Friday’s intercepts came on top of the broader CENTCOM operational picture that, earlier this week, saw 125 vessels redirected under what US commanders have characterized as a de facto blockade enforcement posture. Iranian seaborne oil exports themselves have collapsed to a six-year low on the back of the same military and sanctions environment.
The Russian Narrative
The price moves and routing disruptions have not gone unremarked in Moscow. Rosneft chief executive Igor Sechin said in remarks reported by Middle East Monitor that US oil companies are the principal beneficiaries of the Hormuz disruption, with American producers picking up market share as Gulf supply becomes unreliable. The same remarks were framed by Middle East Eye as Sechin accusing Washington of using the Strait of Hormuz crisis to “reshape” global energy markets to American advantage.
Sechin’s framing is an official Russian narrative advanced by the chief executive of a state-controlled energy company. America Strikes reported separately on the parallel Russian commercial windfall from elevated Brent — a windfall the Sechin remarks did not address.
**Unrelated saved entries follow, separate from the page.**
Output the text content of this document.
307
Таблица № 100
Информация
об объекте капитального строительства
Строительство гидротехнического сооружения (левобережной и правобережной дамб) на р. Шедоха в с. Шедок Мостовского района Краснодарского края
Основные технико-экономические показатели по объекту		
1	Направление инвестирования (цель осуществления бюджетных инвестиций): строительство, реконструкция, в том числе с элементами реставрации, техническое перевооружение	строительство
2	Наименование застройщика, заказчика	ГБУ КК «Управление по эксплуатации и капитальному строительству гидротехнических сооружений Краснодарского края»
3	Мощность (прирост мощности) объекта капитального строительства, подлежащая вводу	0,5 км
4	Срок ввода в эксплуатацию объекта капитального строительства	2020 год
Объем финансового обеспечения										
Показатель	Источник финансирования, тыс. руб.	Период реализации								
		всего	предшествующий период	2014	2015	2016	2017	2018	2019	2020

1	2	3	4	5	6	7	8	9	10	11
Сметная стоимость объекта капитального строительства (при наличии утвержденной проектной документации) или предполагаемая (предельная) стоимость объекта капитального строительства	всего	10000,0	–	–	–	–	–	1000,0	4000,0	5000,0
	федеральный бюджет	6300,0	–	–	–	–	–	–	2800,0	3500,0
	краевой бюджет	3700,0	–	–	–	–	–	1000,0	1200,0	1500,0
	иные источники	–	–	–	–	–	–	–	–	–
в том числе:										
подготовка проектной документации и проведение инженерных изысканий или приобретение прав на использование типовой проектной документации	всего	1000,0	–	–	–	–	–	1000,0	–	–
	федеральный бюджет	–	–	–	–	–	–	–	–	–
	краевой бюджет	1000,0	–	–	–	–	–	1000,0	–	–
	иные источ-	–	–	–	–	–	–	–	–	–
That said, the structural observation embedded in the Russian framing — that US producers and refiners are net beneficiaries of a sustained Gulf disruption — is not in dispute. Higher Brent supports US shale economics, US LNG to Europe, and US refiner margins on exported product. The dispute is over causation and intent, not over the distribution of the gains.
Historical Frame
The current episode is the sharpest sustained disruption to Hormuz transit in the modern era. The 1979 parallel — the Iranian revolution and the price shock that followed — is the comparison traders are reaching for, though the structural differences are significant: the global market is larger, the US is now a net energy exporter, and the Strategic Petroleum Reserve exists, albeit at reduced levels. Readers unfamiliar with the geography and the chokepoint’s strategic role can consult our primer on the Strait of Hormuz.
What to Watch
Three indicators will signal whether the data blackout deepens or eases in the coming weeks. First, whether AIS compliance rates published by ship-tracking firms continue to deteriorate or stabilize. Second, whether US commercial crude stocks cross below the operational thresholds at which refiners begin requesting Strategic Petroleum Reserve releases. Third, whether the CENTCOM intercept tempo of Iranian drones and missiles around the Strait — Friday’s four-drone shoot-down being the most recent data point — continues to climb.
Until those signals turn, traders, refiners and policymakers will be making decisions on incomplete information about the single most important oil chokepoint in the world. That is the practical meaning of “flying blind.”